Thinking about the national parks, Rodriguez-Lonebear is similarly concerned about the parkgoers, who frequently make stops along the reservation and border towns and who now might bring the pandemic into the community. While the coronavirus is known to be deadlier for all people over 60 years old, this is particularly a concern in Indian Country, where elders continue to foster languages and traditional beliefs that they were very recently persecuted for practicing.
“People are easing up on the masks and on the restrictions; it’s kind of scary,” Rodriguez-Lonebear told me. “We can’t get complacent. We have to be even more cautious now as the summer months approach and tourism traffic increases. The hope is that there’ll be fewer international travelers this summer, but we’ll still get the domestic travelers. And they stop in Bozeman and Billings and these big cities where reservation residents have to travel to get supplies and groceries.”
In an ideal world, tribes facing higher risk of Covid-19 spread would employ their sovereign status to set up roadblocks and limit access to their reservations, as the Cheyenne River Sioux and Oglala Sioux tribal nations in South Dakota did last month. But many tribal economies bordering major national parks, like Navajo Nation with the Grand Canyon and the Blackfeet Nation with Glacier, depend on this seasonal influx of tourists to bolster much of their annual income. “Essentially, here in our community, unemployment rates are so high that summer jobs are basically what get people through the year,” Rodriguez-Lonebear said. “That’s literally how families live.”

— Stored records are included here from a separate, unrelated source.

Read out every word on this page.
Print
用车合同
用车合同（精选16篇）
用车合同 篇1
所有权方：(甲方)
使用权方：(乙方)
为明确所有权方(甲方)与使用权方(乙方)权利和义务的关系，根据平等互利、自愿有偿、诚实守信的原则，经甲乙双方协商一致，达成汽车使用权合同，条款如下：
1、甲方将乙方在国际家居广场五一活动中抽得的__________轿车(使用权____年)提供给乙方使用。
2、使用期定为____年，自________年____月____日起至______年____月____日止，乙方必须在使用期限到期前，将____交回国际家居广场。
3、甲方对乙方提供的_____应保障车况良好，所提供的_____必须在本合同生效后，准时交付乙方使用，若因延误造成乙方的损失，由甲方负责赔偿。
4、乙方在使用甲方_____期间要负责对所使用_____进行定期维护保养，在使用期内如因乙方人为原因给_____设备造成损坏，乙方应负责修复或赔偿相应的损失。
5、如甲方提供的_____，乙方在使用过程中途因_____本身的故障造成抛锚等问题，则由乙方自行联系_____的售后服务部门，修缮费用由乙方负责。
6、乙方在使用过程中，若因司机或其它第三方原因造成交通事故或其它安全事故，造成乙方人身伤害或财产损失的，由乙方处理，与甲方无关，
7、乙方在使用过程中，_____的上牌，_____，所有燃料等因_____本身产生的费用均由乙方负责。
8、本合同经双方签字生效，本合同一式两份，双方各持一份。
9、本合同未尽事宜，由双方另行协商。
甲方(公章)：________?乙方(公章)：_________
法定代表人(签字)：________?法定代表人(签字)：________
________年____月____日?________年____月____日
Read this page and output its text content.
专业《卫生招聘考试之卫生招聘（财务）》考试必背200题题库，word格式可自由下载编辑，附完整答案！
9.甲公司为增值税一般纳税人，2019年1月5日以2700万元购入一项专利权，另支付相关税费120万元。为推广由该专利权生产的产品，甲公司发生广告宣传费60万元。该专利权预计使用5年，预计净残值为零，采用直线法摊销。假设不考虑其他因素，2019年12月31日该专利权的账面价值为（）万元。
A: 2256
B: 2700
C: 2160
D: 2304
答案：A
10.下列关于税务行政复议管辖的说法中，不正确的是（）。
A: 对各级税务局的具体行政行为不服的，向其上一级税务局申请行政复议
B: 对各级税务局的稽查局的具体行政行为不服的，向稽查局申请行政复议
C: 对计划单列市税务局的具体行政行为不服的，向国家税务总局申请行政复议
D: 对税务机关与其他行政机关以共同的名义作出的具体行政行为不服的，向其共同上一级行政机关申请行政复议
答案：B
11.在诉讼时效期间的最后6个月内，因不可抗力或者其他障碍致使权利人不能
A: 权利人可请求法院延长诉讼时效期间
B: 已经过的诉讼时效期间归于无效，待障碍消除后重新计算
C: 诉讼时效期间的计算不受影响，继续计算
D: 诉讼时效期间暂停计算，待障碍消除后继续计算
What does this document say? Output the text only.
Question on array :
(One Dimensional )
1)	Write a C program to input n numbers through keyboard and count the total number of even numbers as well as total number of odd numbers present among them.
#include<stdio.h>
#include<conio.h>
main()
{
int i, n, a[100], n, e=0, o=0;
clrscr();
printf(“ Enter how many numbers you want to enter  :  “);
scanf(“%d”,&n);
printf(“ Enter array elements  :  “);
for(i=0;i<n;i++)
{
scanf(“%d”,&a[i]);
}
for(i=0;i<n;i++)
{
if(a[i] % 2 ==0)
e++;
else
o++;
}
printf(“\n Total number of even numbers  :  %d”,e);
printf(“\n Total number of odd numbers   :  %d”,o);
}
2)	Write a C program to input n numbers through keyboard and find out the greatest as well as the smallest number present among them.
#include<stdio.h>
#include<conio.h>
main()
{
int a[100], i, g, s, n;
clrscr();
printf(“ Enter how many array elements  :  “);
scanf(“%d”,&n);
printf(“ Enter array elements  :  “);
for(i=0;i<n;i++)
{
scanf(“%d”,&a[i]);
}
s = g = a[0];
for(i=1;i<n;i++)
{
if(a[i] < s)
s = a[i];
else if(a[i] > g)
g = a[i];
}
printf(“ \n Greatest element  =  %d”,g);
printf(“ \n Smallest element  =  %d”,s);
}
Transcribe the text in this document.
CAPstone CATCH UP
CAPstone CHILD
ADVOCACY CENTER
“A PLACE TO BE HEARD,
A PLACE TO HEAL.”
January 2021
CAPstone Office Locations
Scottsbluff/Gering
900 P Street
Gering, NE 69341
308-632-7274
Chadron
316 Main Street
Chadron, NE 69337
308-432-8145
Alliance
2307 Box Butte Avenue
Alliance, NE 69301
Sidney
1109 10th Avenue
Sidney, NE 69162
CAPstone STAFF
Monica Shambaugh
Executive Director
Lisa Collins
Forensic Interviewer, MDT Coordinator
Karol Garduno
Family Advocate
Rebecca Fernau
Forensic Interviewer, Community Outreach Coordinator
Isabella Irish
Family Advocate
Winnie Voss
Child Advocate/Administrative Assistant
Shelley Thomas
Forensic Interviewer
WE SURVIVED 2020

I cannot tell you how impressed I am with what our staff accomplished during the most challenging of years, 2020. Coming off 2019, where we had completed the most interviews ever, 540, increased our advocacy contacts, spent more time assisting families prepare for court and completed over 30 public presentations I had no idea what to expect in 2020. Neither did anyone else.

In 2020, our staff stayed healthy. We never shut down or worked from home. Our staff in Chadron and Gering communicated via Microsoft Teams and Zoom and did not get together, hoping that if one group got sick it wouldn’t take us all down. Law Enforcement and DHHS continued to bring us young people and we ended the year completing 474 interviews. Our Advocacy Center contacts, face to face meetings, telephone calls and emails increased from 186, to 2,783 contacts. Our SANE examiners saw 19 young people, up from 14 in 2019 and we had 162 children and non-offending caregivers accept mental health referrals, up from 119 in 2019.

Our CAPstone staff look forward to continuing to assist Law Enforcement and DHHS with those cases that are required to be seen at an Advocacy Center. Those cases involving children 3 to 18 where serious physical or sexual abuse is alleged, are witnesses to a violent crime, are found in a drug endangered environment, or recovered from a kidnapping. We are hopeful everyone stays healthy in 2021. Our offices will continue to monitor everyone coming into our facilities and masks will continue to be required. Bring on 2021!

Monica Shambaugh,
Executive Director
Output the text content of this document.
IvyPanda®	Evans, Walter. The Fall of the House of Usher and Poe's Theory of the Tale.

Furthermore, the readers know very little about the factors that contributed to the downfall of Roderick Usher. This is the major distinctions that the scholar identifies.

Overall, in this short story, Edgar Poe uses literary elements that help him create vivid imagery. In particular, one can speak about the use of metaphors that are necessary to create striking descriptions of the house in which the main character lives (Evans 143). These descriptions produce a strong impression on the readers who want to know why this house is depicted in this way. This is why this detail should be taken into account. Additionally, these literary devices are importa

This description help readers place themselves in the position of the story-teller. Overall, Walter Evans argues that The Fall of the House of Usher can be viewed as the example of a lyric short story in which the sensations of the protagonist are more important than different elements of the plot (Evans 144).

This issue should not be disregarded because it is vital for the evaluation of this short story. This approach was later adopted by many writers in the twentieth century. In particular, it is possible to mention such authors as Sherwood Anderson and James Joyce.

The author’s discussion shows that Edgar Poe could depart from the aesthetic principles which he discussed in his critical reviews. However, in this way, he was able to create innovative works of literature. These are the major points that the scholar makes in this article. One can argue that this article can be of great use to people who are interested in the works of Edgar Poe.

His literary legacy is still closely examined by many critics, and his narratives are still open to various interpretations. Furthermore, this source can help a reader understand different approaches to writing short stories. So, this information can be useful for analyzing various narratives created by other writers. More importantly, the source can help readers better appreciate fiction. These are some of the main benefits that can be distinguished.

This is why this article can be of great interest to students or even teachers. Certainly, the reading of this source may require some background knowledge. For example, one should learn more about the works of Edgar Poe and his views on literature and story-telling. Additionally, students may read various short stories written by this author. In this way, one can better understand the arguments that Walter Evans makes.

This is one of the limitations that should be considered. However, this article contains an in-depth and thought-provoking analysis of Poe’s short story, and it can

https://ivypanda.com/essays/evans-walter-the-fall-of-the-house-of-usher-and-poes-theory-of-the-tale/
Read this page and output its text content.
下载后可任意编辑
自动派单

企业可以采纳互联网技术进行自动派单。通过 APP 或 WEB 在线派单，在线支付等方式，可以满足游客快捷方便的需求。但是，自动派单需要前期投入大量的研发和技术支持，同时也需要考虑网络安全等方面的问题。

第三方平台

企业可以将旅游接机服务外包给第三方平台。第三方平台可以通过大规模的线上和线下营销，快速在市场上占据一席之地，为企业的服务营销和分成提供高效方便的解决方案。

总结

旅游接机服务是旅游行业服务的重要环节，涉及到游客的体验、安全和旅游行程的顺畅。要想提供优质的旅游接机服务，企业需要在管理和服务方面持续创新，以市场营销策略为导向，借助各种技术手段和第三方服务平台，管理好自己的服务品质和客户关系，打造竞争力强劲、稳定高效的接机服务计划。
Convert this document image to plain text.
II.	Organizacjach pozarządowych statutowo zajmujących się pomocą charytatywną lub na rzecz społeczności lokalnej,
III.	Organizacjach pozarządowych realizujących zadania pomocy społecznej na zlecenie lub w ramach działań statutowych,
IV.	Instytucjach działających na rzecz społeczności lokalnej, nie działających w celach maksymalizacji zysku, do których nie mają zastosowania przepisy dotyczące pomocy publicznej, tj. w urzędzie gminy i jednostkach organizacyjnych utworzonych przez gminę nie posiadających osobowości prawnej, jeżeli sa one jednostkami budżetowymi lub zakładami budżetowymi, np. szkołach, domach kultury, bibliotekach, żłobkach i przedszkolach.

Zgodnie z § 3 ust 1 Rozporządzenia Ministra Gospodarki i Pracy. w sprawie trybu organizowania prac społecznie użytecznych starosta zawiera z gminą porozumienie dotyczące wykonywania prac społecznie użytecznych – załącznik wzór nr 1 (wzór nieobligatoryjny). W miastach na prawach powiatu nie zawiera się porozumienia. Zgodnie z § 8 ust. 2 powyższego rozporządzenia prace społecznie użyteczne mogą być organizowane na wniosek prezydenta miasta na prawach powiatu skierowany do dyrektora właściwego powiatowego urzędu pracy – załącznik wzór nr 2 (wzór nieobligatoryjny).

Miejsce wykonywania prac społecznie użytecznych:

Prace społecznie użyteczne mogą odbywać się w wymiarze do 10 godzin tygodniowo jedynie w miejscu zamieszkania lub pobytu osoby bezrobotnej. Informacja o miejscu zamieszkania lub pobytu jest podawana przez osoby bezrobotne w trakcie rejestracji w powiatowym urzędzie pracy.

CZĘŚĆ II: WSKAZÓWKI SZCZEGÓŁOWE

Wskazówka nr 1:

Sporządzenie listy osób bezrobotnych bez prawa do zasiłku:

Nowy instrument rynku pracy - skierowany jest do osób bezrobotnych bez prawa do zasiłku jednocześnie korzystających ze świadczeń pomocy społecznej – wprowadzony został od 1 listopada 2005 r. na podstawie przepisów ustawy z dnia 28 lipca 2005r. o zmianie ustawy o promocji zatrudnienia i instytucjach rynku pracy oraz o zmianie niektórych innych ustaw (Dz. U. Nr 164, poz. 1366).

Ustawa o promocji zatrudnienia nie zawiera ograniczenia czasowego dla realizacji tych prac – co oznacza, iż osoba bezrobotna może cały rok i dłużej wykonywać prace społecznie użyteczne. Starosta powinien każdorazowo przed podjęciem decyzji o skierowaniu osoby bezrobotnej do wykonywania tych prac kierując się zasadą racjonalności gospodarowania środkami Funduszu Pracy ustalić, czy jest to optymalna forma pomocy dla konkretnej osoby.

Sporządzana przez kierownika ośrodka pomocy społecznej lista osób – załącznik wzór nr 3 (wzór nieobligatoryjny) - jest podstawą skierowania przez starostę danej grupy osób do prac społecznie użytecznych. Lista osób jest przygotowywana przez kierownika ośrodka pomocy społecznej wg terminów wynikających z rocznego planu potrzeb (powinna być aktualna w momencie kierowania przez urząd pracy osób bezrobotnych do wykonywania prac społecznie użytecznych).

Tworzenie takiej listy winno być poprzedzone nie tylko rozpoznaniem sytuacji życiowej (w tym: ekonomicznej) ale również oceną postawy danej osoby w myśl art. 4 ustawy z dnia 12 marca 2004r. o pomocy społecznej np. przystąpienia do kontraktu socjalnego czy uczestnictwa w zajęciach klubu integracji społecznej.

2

This is further compounded by the fact that in order to enter some national parks, there is no way to physically avoid tribal nations. For instance, Rodriguez-Lonebear pointed out that “anybody who goes to Glacier National Park has to go through the Blackfeet Nation.” Speaking recently with NPR, Blackfeet Covid-19 Incident Commander Robert DesRosie acknowledged the economic damage that the nation’s shutdown has caused tribal businesses, like that of Darrel Norman, who runs a campground for tourists that is on the verge of permanently shutting down. But as DesRosie pointed out to NPR, “it’s his job to look at this as an issue of protecting human life and not an economic crisis.”
The reason that Rodriguez-Lonebear, DesRosie, and others are concerned is because from the very inception of the national parks to the present day, Americans have routinely placed their tourist goals and desires ahead of the needs of Native communities. The national parks are beautiful spaces because Indigenous people protected and maintained them. Although it might be nice, as Childress did, to draw up a trip to parts of our nation that many may consider unsettled or untouched, no matter how comforting that manifest destiny blanket feels, it is still a lie. These lands were stolen and then shielded by the guiding hand of white supremacy: To be able to visit the Grand Canyon or Yellowstone or Yosemite or Glacier is a privilege built upon a great sin.
None of this information is meant to serve as a guilt trip: It’s more a reminder to be conscientious of one’s self and place in the world. These are values that should persist at all times, but our present crisis makes them all the more important. It is entirely understandable that people feel the need to get out of their cramped living spaces after being quarantined for three months. If that includes taking a road trip through the communities facing the highest rates of the coronavirus, you damn well better ensure that you are doing everything within your power to limit exposing these communities to the havoc of the pandemic. The absolute least any colonizer can do is go out of their way to ensure that they don’t put the people, whose traditional homelands will be just another page in their scrapbook, at further risk.